Saturday 22nd March 2019 16th Adar 2 5779
Parashat Tzav Alan Gilman - Torahbytes
Lev 6:1 - 8:36; Jer 7:21 – 8:3, 9:22-23; Matt 9:10-17
For in the day that I brought them out of the land of Egypt, I did not speak to your fathers or command them concerning burnt offerings and sacrifices. But this command I gave them: "Obey my voice, and I will be your God, and you shall be my people. And walk in all the way that I command you, that it may be well with you." (Jeremiah 7:22-23)
Why would God make it sound as if he didn't say something that he so clearly said? Why would he say that he didn't speak to the people of Israel about sacrifices when so much of the content of his instructions was about just that? The sacrificial system was central to the life of the community and makes up a large percentage of what he revealed to Moses for the nation.

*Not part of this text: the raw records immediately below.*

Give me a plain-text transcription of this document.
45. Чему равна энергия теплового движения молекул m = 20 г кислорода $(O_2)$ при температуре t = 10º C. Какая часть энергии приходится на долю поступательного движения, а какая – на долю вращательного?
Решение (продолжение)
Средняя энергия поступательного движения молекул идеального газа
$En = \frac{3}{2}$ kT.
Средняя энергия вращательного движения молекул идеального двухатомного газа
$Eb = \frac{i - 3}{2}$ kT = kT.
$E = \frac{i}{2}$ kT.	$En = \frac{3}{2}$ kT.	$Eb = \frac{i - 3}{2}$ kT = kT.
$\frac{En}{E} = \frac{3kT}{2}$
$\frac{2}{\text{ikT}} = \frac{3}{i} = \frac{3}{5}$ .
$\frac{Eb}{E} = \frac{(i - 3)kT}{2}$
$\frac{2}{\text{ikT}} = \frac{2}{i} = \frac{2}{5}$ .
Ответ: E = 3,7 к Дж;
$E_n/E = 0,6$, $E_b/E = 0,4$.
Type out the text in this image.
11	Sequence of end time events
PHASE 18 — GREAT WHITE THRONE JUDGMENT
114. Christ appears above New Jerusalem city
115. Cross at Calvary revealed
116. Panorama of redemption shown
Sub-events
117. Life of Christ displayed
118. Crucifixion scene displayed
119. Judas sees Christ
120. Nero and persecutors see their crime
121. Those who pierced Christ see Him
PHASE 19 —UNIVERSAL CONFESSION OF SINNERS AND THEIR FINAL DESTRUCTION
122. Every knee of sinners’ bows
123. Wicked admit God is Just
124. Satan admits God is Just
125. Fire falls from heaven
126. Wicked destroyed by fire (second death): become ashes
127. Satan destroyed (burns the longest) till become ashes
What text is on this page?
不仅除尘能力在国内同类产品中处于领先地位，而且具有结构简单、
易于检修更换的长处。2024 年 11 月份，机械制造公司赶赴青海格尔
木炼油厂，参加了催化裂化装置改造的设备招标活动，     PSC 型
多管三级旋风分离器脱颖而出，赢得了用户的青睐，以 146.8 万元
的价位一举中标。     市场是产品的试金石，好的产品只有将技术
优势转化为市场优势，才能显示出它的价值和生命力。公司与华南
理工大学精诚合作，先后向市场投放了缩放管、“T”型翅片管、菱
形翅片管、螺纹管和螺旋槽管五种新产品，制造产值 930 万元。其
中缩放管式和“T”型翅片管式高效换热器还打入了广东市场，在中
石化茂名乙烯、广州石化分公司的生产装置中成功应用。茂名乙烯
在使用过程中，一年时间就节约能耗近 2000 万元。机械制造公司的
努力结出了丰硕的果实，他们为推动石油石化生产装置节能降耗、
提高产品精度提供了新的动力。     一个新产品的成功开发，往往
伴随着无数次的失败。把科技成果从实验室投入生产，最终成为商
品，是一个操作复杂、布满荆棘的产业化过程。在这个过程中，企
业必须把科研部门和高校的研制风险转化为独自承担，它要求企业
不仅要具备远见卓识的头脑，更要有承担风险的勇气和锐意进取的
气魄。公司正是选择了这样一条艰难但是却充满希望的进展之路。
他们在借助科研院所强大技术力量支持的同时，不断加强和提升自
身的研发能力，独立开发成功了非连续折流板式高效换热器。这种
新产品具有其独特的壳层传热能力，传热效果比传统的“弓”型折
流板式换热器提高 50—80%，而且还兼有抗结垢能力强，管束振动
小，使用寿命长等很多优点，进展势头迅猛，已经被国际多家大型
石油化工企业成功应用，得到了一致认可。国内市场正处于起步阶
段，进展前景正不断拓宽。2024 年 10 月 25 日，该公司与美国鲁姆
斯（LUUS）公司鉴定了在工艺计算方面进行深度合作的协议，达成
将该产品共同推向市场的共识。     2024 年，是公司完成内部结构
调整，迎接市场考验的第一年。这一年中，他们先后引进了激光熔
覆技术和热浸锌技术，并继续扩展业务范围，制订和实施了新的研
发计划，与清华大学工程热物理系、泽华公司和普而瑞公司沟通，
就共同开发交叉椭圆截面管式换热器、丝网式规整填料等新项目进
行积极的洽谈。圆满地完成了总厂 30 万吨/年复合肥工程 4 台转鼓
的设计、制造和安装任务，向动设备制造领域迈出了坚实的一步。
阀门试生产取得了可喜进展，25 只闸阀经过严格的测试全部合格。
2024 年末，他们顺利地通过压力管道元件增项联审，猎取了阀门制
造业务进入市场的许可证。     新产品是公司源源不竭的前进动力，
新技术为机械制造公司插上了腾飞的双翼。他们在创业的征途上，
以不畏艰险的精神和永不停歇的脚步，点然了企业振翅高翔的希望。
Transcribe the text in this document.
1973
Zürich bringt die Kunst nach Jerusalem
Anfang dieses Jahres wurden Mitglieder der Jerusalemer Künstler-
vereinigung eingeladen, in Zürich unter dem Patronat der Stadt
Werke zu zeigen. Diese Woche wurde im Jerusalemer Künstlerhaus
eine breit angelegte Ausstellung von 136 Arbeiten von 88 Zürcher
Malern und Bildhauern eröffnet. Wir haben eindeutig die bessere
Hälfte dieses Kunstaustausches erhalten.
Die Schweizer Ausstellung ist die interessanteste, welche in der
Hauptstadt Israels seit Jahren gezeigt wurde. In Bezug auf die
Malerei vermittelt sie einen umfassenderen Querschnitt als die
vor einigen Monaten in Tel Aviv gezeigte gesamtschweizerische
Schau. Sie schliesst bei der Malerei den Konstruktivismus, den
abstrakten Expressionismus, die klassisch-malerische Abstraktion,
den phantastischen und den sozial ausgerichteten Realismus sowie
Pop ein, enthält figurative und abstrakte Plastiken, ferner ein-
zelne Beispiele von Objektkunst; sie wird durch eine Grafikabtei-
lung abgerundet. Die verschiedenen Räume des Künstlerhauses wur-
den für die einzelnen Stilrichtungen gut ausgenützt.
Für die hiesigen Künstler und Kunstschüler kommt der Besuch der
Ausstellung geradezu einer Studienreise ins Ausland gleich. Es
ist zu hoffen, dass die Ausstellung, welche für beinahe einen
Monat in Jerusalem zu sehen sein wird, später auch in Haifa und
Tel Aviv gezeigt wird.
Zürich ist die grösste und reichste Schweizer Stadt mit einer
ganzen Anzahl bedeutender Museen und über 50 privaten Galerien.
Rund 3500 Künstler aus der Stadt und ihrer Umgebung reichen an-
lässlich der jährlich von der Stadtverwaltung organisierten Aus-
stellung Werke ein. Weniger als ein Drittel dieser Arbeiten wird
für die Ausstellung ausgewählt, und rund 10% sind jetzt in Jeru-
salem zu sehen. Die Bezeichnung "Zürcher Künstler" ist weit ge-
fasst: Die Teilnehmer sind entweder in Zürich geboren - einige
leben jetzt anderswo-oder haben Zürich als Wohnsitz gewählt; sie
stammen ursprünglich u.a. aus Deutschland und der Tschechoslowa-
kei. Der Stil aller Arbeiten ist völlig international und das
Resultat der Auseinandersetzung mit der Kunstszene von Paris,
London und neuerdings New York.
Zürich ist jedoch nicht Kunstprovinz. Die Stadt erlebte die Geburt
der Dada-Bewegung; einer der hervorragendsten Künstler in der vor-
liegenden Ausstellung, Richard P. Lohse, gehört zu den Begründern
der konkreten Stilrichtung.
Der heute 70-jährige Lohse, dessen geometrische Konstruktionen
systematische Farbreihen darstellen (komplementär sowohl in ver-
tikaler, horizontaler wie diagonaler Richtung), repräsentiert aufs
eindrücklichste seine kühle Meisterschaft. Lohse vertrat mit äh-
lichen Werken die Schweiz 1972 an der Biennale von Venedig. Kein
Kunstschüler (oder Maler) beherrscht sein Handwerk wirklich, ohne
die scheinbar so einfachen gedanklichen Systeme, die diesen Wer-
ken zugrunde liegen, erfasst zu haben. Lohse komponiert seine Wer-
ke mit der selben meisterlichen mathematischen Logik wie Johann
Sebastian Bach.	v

In terms of the chronology of events, it's true that sacrifice was not the first item on God's revelatory list for the people, though neither were the words "Obey my voice, and I will be your God, and you shall be my people." Could it be that Jeremiah was referring to an alternate understanding of early Israelite history that doesn't include the sacrificial system? That's the sort of thinking I have run into from some scholars. It's not that I don't appreciate high-level scholarship - far from it - as I have been so blessed by some people of deep learning. Still, once you allow yourself to become suspicious of the integrity of the biblical text, it's simple to dismantle it in so many ways.
Personally, I don't have much respect for theories that claim there were all sorts of disparate sources that were eventually sewn together, resulting in the Scriptures we have today. If there are ever found ancient manuscript evidence to back up such claims, I would give such an idea some consideration, but there aren't.
Sensitive readers of Scripture are able to pick up on God's intentions found within his Word without resorting to complex theories. The point God is making in this particular example from Jeremiah should be clear.
Of course God spoke about sacrifices to his people following the Exodus. The extreme statement that sounds as if God was silent on sacrifices contrasted with his word about obeying him is purposely designed to make a strong point. There's something about the nature of sacrifice that leads people to confuse their priorities. This tendency is common to all external ritualistic observances. Going through the motions of a ritual or other outward expression without possessing the necessary internal heart attitude is something we can all slip into.